The Trump Justice Department is not backing off New York Attorney General Letitia James, even after back to back blows in federal court.
According to multiple reports, senior Justice Department officials are weighing whether to take a third shot at charging James with mortgage fraud, only days after a grand jury in Virginia refused to bring a fresh indictment and just two weeks after a judge threw out the original case because Trump’s handpicked prosecutor, Lindsey Halligan, was unlawfully appointed.
In Norfolk last week, Justice Department lawyers went back to a grand jury with a reworked case that accused James of lying to a lender about how she planned to use a home she bought in 2020. The new panel, presented with the government’s evidence, simply said no.
It’s the latest setback in the bid to prosecute a longtime Trump foe, the Associated Press noted, in a proceeding that normally favors prosecutors. Grand juries almost always return indictments when the government asks. As one old saying has it, a determined prosecutor could “indict a ham sandwich.”

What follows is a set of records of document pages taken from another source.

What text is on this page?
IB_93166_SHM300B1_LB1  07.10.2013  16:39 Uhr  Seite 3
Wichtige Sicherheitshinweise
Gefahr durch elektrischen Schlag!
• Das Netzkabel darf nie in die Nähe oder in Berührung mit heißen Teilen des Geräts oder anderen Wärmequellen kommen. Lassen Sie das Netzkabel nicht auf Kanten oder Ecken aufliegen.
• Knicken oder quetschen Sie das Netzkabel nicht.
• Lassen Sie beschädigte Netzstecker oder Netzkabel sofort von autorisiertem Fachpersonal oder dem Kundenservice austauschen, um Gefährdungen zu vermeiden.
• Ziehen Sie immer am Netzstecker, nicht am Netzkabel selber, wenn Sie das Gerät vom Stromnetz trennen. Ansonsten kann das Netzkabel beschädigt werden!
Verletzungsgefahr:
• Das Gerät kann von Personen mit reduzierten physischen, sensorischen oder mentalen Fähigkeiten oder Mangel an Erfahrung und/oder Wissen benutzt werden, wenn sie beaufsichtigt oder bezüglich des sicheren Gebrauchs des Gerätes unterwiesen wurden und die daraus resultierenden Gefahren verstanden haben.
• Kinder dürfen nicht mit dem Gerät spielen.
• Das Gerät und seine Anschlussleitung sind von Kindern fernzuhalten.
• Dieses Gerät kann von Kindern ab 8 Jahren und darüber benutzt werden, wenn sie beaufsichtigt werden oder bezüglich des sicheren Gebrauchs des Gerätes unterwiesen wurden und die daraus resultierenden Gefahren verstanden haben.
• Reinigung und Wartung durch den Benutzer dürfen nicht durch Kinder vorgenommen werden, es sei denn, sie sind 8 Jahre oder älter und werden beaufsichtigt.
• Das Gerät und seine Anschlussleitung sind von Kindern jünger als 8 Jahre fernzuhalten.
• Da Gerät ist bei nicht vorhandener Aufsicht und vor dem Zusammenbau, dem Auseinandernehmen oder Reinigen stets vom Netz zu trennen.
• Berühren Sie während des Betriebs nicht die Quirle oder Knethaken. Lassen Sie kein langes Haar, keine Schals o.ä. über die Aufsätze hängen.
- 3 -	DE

James has insisted from day one that the case is political payback for her civil fraud lawsuit against Trump and his business empire. After the grand jury’s rejection, she said in a statement, “It is time for this unchecked weaponization of our justice system to stop.”
Her lawyer, Abbe Lowell, urged the department to walk away, warning that another attempt would be seen as an attack on the rule of law. He said the case “should be the end” of the prosecution and added that pressing on would be viewed as a blow to the justice system’s integrity.
Inside the department, however, officials are still looking for a way forward. Democracy Docket reported that “the DOJ may again try to bring charges sometime in the future,” per MS NOW, with Reuters also writing “prosecutors intend to seek a new indictment.”
Prosecutors allege that James misled lenders about a Norfolk house, calling it a second home while later renting it out, and in doing so secured a better interest rate, saving under twenty thousand dollars in borrowing costs.
What has made the case explosive is not the size of the mortgage, but the way it came to be. The original indictment, filed in October, was driven by Halligan, a former Trump defense lawyer with no prosecutorial experience whom the president installed as interim U.S. attorney in the Eastern District of Virginia after forcing out a veteran prosecutor who had resisted bringing charges against Trump’s enemies.
U.S. District Judge Cameron McGowan Currie ruled last month that Halligan’s appointment violated federal law and tossed the indictments against both James and former FBI Director James Comey. Halligan’s retroactive designation as a “special attorney” could not salvage the cases, the judge wrote.
Rather than retreat, Justice Department leaders sent a new team back to a grand jury to try again on James alone. That effort failed on Thursday, according to AP and other outlets, when jurors declined to indict.
If the department pushes for a third attempt, it would enter legally and politically risky territory. James’s lawyers have already accused the government of “vindictive prosecution” and “outrageous government conduct,” arguing that Trump is using federal prosecutors as a weapon against a state official who won a massive civil judgment against him.